FOR IMMEDIATE RELEASE
Blight at the End of the Funnel - Edward Colver
July 1 August 20, 2006
Opening Reception: Saturday, July 1, 6-7:30pm
CSUF GRAND CENTRAL ART CENTER
125 N. Broadway, Santa Ana, CA 92701
714-567-7233, fax 714-567-7234
Director: Andrea Harris - 714-567-7234
Rental and Sales: Dennis Cubbage - 714-567-7236
Web site, http://www.grandcentralartcenter.com
Hours: Tuesday Thursday and Sunday 11a.m.-4 p.m., Friday and Saturday 11a.m.-9 p.m.
Edward Colver’s exhibition and book titled, Blight at the End of the Funnel, are epic explorations. The 200-page book and the exhibition examine the artist’s creative life from his many years documenting the punk music scene in Southern California, to his evocatively witty and poignant assemblages. The exhibition will feature 20 selected photographs and 15 assemblage works in the Grand Central Main Gallery, and in the Grand Central Project Room, Colver will assemble an original installation. The 200-page book, co-published by Last Gasp Press (San Francisco) and Grand Central Press (Santa Ana), will be printed in both hard and soft cover editions and feature more than 300 black-and-white and color images. Mick Farren, Mat Gleason, Larry Reid, and Jocko Weyland contributed essays for the book.
During the opening reception on Saturday, July 1, 2006, Colver will sign books from 6-7:30 p.m. In conjunction with the exhibition, a special admission-free concert will take place on the Artists Village promenade from 6-10 p.m. featuring the band Flipper and surprise guests. This project was sponsored by Quiksilver Edition.

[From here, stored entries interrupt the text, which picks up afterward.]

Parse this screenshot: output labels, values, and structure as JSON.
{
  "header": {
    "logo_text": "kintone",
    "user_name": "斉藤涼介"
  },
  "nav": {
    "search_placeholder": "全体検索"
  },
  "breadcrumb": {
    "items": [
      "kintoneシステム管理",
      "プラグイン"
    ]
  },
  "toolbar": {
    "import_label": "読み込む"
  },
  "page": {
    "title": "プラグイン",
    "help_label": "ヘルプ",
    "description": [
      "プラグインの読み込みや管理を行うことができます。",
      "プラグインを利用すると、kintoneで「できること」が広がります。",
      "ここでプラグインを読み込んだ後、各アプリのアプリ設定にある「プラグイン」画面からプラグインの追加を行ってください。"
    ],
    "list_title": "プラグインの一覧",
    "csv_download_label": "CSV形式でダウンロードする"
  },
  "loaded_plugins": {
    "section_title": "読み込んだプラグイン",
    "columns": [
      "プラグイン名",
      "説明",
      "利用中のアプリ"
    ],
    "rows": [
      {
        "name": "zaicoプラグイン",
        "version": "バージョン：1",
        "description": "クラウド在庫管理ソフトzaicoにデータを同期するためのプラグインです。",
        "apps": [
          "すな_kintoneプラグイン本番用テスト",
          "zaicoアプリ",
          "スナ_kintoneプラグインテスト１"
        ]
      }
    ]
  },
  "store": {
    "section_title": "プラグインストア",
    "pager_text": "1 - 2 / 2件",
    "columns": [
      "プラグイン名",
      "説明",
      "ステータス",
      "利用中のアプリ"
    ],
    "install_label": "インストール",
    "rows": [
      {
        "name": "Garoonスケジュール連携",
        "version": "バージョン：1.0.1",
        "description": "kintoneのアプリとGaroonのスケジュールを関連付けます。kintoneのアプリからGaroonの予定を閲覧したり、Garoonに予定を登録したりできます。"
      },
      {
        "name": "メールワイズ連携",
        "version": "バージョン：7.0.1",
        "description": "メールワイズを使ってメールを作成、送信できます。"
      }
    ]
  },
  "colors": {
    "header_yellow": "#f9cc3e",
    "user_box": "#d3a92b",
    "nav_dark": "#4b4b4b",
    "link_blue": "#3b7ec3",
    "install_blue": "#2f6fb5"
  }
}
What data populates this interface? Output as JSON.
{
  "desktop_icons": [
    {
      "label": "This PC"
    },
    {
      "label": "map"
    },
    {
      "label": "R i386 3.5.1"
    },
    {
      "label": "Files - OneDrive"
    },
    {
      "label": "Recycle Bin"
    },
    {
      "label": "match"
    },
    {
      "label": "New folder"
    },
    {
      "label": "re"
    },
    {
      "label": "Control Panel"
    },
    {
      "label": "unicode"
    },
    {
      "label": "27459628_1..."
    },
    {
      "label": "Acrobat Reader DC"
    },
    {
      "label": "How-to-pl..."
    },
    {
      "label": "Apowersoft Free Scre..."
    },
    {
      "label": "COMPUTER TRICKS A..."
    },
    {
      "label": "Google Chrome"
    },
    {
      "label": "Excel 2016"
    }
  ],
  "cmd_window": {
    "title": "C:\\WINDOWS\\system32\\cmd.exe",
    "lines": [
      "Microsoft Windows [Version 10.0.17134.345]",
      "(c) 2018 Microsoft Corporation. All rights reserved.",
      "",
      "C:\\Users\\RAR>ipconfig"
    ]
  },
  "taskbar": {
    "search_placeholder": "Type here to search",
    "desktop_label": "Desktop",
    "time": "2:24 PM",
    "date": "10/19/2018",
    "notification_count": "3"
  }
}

Art Direction and Design by Ryan DiDonato and Andrea Harris, Editor Sue Henger, Original Layout Concepts by Brent Martin. Printed by Prolong Press, Ltd. Hong Kong.
Mat Gleason, the editor of the Los Angeles-based magazine Coagula writes in his essay for the book:
Edward has pursued his own abyss-nested muse with no regard to the whims of taste or convention. Edward’s artistic oeuvre carries the authenticity of Dada, European art’s most radical movement, and the street credibility of the early L.A. punk scene, American music’s edgiest moment. To paraphrase the Sex Pistols, “He means it, man.”
Born June 17, 1949, in Pomona, California, Edward Curtiss Colver is a third-generation Southern Californian. Colver, largely a self-taught artist and influenced by dada and surrealism (he admired Dali’s personality), was most impressed in his early years by the art of Southern California native Edward Kienholz. In the late 1960’s, Colver’s perspective on life and art was changed dramatically by his exposure to composers such as Edgar Varèse, Karlheinz Stockhausen, Krzysztof Penderecki, and, most notably, John Cage.
Three months after he began taking photographs, Colver had his first photo published: an image of performance artist Johanna Went, featured in BAM magazine. He has shot for dozens of record labels including EMI, Capitol, and Geffen and his photographs have been featured on more than 300 album covers.
Colver has not watched TV since 1979. He currently lives in a 1911 Craftsman house in Los Angeles with his wife Lani.